In the year 2000, an international team of scientists stunned the world by reporting the complete genomic sequence of human chromosome 21. Their identification of around 200 chromosome 21 genes – as also the discovery of a Down Syndrome Critical Region (DSCR) – set the stage for some breath-taking scientific adventures. The race to find a cure for DS had well and truly begun.

In 2006, scientists from two independent laboratories discovered a set of gene regulatory factors called NFATs. Their link to DS became clear when it emerged that mice lacking NFATs display skull and jawbone abnormalities. Soon, it was found that two genes, DSCR1 and DYRK1A – both present in the Down Syndrome Critical Region – regulate NFAT functioning leading ultimately to developmental abnormalities. Furthermore, increasing levels of DYRK1A – a normal occurrence in DS because of an extra copy of chromosome 21 – resulted in cognitive and muscular defects. In a related study, scientists studying the Ts65Dn mouse model – that mimics DS symptoms by virtue of these mice carrying three copies of mouse chromosome 16 (wherein roughly half the genes are homologous to their counterparts on human chromosome 21) – found that triplication of the Usp16 gene severely affected cellular self-renewal pathways. The results explained the common occurrence of Progeria or accelerated ageing seen in DS individuals.

In another remarkable experiment, carried out on a set of identical twins where one cell type contained an extra copy of chromosome 21 while the other did not, scientists discovered that trisomy disrupts global gene regulation, with the increase and decrease in gene expression alternating across large chromosomal segments. Specific genes like HMGN1 present in the Down Syndrome Critical Region were implied as responsible for this global gene regulation event.

But the most dazzling achievement till date in the field of DS research, one that sets a benchmark for all future studies, has been the transplantation of the complete human chromosome 21 in mice. The mice, called Tc1, possess 92 per cent of human chromosome 21 and display several DS characteristics, like spatial learning and memory defects as well as heart ailments. Scientists now have an ideal animal model to study trisomy and DS and the results are already encouraging. There is exciting news on the drug front, too. Recently, DS mice were shown to be cured of neurological disorders through administration of small molecules like EGCG that potently inhibit DYRK1A. EGCG, or epigallocatechin gallate, is a major component of green tea. Chemists are now mining natural product libraries so as to discover the next blockbuster – a drug that can cure DS.

Where chemists tread, biologists can’t be far behind. In 2013, in an experiment straight out of an Asimov novel, scientists were able to “silence” the whole of chromosome 21 in DS stem cells by inserting a roadblock DNA fragment called XIST into the Down Syndrome Critical Region. The chromosomal silencing led to an immediate reversal of many DS characteristics, notably neural abnormalities.

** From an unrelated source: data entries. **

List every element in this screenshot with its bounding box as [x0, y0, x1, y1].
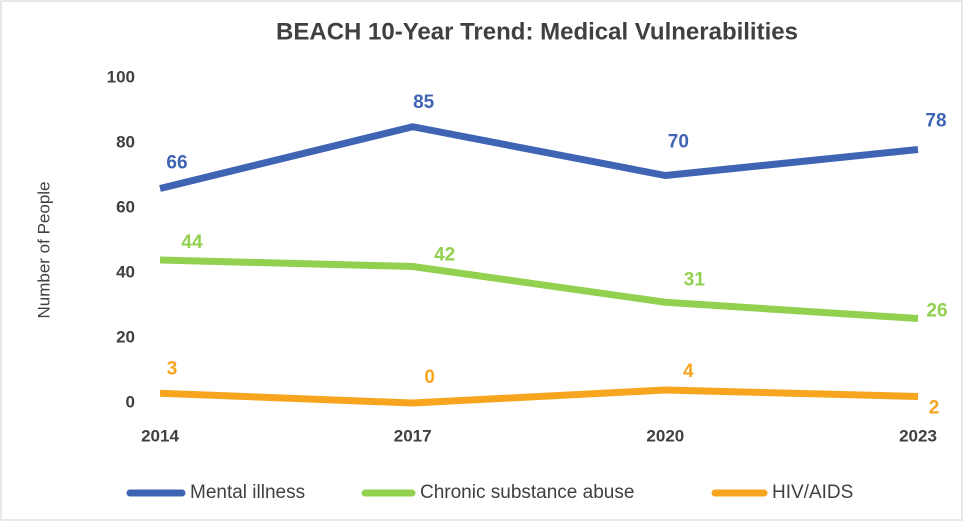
data-label: 70	[668, 132, 689, 153]
data-label: 44	[181, 232, 203, 253]
series-line	[159, 256, 919, 322]
legend-label: Chronic substance abuse	[420, 482, 634, 503]
data-label: 2	[929, 398, 940, 419]
legend-label: HIV/AIDS	[772, 482, 853, 503]
data-label: 42	[434, 245, 455, 266]
data-label: 4	[683, 361, 694, 382]
x-tick-label: 2014	[141, 426, 179, 445]
data-label: 26	[926, 301, 947, 322]
y-tick-label: 100	[107, 67, 135, 86]
data-label: 3	[167, 358, 178, 379]
legend-label: Mental illness	[190, 482, 305, 503]
x-tick-label: 2020	[646, 426, 684, 445]
data-label: 66	[166, 153, 187, 174]
y-tick-label: 40	[116, 262, 135, 281]
data-label: 85	[413, 92, 435, 113]
y-tick-label: 60	[116, 197, 135, 216]
y-axis-label: Number of People	[34, 181, 53, 318]
y-tick-label: 80	[116, 132, 135, 151]
series-line	[159, 386, 919, 407]
series-line	[159, 123, 919, 192]
data-label: 0	[424, 367, 435, 388]
data-label: 78	[925, 111, 946, 132]
y-tick-label: 20	[116, 327, 135, 346]
y-tick-label: 0	[126, 392, 135, 411]
chart-title: BEACH 10-Year Trend: Medical Vulnerabili…	[276, 18, 798, 45]
x-tick-label: 2023	[899, 426, 937, 445]
x-tick-label: 2017	[394, 426, 432, 445]
data-label: 31	[684, 269, 706, 290]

The glass is more than half full. New technologies like CRISPR – that have already begun to yield astonishing results (discussed in detail by the author here) – coupled with the extraordinary chromosome silencing experiment described above herald a new era in drug and gene therapy discovery.

When Cystic Fibrosis can be cured in the laboratory, when entire chromosomes can be silenced in living cells, when small molecules can successfully reverse debilitating characteristics of DS, why, then, one might ask, this absence of faith in science, why the need to vex oneself with questions of morality? Well, probably because the philosophical concepts of morality and immorality trouble us as much as they guide us; we are not human beings without them. It is the moral or the immoral, the good or the evil, the selfish or the altruistic in us that dictates the choices we make. That has been and remains the way of the world. Que Sera, Sera: for a selfish gene to choose what is moral.

But if one chooses instead to hold on to a sliver of hope and a semblance of faith, and, no matter what, brace against the winds and steer through those mighty Pillars of Hercules, perhaps what awaits us on the other side is a future where carrying a disease no longer poses a moral dilemma. A future that is ours to see.